The 2010 season brought an interesting dynamic – a group of experienced student-athletes, coupled with Lambinus' first season at Lehigh (he came in with more than a decade of head coaching experience at Moravian College).
"It definitely does not surprise me that Genna has found so much success as an educator," said Lambinus. "She made one of the smoothest transitions from being a student-athlete to becoming our graduate assistant coach during her senior year. Genna has a great ability to read people and develop strong bonds, even though it sometimes takes time to gain her trust.  
"I laugh about her development because she literally did not talk to me for about two months when I was first named the coach of the program and in just two years, she grew into a great captain and assistant coach with the program," he continued. "That doesn't happen without development and trust. To this day, I can honestly say that Genna is one of the best soccer players I have coached, and more importantly, someone who always made everyone around her better, including myself."
Today, with Pepe's background as an educator, she has even greater appreciation for Lambinus' leadership in that unique situation.
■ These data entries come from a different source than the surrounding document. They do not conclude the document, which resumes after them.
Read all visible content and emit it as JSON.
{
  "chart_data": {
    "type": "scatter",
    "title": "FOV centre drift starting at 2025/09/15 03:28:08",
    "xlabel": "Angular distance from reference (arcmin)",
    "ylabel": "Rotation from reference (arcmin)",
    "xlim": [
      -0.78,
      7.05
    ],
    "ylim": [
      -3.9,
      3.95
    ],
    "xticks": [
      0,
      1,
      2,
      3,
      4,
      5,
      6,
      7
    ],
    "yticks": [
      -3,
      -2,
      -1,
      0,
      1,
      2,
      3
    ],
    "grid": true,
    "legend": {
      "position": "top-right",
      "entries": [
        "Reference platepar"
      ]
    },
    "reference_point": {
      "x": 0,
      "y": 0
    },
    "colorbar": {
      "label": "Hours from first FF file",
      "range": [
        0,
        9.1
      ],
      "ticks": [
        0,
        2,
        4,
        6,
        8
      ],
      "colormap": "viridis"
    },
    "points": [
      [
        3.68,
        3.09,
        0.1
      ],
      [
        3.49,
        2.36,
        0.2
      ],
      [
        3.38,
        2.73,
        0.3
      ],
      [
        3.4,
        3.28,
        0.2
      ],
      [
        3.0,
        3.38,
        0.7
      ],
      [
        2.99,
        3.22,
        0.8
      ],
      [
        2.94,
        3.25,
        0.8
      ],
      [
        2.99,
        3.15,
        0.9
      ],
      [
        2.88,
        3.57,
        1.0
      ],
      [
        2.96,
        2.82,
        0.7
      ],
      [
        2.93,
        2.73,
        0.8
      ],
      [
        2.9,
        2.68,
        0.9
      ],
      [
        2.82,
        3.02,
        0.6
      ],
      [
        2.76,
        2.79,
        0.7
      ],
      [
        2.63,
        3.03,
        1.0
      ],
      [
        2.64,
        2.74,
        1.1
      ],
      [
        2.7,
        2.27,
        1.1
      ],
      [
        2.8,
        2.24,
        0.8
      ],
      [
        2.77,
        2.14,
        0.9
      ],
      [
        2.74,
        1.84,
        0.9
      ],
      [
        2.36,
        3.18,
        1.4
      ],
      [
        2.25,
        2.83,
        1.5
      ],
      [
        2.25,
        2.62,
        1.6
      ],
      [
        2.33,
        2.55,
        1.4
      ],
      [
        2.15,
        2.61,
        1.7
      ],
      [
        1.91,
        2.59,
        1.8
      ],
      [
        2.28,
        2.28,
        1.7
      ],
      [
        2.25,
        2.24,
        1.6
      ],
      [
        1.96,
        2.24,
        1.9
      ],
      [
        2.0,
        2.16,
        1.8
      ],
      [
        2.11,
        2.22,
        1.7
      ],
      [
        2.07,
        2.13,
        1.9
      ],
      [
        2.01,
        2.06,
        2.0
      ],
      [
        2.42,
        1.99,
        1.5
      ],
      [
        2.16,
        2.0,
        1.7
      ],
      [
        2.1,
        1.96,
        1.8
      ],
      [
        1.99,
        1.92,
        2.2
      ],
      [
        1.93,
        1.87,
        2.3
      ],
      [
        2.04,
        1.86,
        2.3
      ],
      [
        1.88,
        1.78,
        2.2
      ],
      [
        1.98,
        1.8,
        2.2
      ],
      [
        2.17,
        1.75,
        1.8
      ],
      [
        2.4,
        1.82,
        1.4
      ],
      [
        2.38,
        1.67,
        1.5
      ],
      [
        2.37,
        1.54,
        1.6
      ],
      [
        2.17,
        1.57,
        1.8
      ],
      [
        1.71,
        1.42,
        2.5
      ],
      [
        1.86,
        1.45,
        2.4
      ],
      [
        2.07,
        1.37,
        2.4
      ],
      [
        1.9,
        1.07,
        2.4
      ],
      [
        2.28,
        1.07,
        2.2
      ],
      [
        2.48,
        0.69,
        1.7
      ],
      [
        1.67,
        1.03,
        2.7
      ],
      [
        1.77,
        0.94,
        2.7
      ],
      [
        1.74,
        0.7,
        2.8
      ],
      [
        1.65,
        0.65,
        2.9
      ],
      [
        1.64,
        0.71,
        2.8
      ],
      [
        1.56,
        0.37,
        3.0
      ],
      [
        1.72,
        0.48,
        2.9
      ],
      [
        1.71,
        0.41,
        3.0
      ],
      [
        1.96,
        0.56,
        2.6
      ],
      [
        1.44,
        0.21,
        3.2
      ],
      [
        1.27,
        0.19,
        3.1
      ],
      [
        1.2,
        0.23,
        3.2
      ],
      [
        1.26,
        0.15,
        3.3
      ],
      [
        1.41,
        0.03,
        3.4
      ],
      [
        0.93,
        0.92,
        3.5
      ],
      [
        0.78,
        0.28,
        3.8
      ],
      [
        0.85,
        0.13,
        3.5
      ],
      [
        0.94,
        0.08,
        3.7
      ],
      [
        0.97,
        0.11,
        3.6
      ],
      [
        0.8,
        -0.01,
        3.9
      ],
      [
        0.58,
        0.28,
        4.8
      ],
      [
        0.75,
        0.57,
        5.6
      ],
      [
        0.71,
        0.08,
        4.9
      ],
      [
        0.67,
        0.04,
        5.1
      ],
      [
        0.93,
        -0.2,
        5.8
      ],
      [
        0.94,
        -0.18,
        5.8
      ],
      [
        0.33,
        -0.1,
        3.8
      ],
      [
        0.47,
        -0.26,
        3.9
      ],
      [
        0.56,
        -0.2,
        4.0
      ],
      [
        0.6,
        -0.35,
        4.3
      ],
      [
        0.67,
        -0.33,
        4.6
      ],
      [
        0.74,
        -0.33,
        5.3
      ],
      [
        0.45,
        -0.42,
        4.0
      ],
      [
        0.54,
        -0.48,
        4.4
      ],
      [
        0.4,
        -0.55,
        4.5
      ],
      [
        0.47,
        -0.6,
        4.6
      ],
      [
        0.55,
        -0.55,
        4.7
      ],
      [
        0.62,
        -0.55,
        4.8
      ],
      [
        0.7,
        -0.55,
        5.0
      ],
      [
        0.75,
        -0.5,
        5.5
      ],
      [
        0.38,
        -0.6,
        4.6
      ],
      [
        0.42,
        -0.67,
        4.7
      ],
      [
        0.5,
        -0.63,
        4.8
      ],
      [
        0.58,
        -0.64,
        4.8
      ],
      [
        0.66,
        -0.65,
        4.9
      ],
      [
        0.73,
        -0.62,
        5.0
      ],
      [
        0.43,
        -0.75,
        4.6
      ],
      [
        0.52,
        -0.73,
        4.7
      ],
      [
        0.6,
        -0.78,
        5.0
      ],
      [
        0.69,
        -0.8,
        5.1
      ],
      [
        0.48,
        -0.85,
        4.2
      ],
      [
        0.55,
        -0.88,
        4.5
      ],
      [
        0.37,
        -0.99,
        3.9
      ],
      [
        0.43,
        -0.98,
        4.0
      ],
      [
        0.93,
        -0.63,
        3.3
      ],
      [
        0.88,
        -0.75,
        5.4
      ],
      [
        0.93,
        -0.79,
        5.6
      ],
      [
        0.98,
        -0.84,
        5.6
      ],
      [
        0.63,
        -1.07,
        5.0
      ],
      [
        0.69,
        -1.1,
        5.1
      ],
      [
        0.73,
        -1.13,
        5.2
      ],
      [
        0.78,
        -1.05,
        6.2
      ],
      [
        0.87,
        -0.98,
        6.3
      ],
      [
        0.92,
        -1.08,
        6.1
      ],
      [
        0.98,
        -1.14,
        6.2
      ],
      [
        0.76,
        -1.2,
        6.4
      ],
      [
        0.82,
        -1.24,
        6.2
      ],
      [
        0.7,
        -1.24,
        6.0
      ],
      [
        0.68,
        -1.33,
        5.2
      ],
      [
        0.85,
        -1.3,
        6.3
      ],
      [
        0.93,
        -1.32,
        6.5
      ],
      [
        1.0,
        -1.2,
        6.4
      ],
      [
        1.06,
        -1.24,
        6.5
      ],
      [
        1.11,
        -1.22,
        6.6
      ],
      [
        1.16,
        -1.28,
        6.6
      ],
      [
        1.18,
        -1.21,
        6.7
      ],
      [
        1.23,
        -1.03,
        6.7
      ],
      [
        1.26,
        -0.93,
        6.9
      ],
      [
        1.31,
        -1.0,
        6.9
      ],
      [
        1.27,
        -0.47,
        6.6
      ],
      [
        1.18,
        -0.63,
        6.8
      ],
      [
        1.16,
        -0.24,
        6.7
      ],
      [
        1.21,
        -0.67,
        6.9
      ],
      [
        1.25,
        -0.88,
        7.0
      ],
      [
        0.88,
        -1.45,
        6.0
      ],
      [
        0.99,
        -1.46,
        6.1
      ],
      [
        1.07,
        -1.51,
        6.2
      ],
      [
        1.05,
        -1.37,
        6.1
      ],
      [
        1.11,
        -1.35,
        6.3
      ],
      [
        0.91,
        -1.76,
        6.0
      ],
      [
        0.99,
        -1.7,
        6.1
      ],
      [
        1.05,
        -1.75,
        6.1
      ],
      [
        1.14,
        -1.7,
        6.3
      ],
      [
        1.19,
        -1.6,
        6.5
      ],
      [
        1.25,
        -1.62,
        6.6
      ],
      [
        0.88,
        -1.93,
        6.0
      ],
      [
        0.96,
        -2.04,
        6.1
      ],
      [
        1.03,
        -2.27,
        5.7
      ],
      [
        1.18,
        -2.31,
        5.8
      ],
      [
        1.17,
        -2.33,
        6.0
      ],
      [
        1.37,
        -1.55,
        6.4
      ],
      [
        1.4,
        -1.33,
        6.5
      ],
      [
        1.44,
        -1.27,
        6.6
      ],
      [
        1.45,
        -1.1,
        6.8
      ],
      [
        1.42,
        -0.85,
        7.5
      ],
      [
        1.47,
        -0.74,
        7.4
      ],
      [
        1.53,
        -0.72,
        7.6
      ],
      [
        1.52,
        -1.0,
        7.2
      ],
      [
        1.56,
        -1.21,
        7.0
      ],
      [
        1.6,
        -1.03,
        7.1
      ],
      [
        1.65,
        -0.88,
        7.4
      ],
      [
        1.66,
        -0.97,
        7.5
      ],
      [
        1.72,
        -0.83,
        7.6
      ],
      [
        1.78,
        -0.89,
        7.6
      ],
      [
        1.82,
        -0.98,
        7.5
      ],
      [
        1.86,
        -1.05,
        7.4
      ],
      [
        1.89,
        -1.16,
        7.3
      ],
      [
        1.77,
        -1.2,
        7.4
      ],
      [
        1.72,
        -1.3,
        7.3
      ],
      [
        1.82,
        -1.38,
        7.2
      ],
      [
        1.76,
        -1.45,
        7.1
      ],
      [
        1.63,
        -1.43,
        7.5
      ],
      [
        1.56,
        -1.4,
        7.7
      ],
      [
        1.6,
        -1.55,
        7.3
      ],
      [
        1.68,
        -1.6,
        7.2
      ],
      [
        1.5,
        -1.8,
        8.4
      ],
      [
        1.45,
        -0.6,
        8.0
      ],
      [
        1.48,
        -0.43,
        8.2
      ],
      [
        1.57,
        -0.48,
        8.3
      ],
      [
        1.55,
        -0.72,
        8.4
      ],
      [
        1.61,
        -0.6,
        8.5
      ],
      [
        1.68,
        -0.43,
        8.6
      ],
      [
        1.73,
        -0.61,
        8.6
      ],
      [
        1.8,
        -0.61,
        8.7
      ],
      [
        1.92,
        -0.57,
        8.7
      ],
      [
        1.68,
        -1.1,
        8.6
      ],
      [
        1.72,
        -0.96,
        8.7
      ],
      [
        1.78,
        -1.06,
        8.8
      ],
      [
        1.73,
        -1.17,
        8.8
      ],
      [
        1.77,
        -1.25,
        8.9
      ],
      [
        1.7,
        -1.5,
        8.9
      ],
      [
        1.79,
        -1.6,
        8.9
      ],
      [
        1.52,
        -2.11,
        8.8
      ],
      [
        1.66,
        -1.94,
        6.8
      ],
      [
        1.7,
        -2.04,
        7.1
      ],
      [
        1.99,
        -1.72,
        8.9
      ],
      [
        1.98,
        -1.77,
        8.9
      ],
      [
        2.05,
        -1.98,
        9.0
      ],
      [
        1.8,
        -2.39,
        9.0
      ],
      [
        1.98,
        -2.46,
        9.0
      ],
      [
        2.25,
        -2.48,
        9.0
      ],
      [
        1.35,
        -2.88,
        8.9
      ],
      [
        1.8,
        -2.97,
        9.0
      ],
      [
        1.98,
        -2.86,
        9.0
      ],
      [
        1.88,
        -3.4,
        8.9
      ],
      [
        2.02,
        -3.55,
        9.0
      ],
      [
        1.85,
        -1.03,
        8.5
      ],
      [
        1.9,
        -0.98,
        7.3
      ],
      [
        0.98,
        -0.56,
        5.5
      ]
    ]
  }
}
"It can be intimidating to come into any team as a new coach, a tenured team and a team that's really hungry for something (a championship)," she said. "I believe Coach struck such a good balance of taking the time to get to know the players and understand us as people, on and off the field. He didn't come in and just enforce his will. He valued what our senior members had to say and worked collaboratively with them, and with us, to set a collective vision."
Genna Pepe 
That approach helped the entire team buy in to the team's direction and how they'd get from point a to point b.
"We were so bought into Coach because he was so bought into us," said Pepe. "He didn't shy away from making hard decisions."
The energy around the team was obvious and palpable.
"We had great leadership, from the coaches to upperclassmen, who constantly reminded us what we were capable of," said Pepe. "There was constant positivity and motivation. What I remember most from that season is the constant belief and momentum we continued to ride, all the way through the Patriot League Tournament."
There could be a belief in each other because at the core of the program was accountability.
"Whether it was working out in the weight room, doing film review or summer training, there was a different energy and dynamic in the ways we held each other accountable," said Pepe.
Pepe felt support in every part of her Lehigh student-athlete experience, which ultimately helped her learn and grow as a person, setting the foundation for a lifetime of leadership.
"In a university with some large class sizes, you don't always get that individualized push from professors or coaches, but at Lehigh, there was so much opportunity for focused attention on your leadership development," said Pepe. "Coach believed in me as a leader before I even believed in myself, and really pushed me to go outside my comfort zone in communication and the way I talked to the team and led the team."
Pepe admitted those moments were often uncomfortable, but she wouldn't have wanted it any other way.
"It was some of the best years of personal development," she said.
"I am so grateful for everything at Lehigh and also grateful for the soccer and athletics programs because it helped me develop into the person and educator I am today."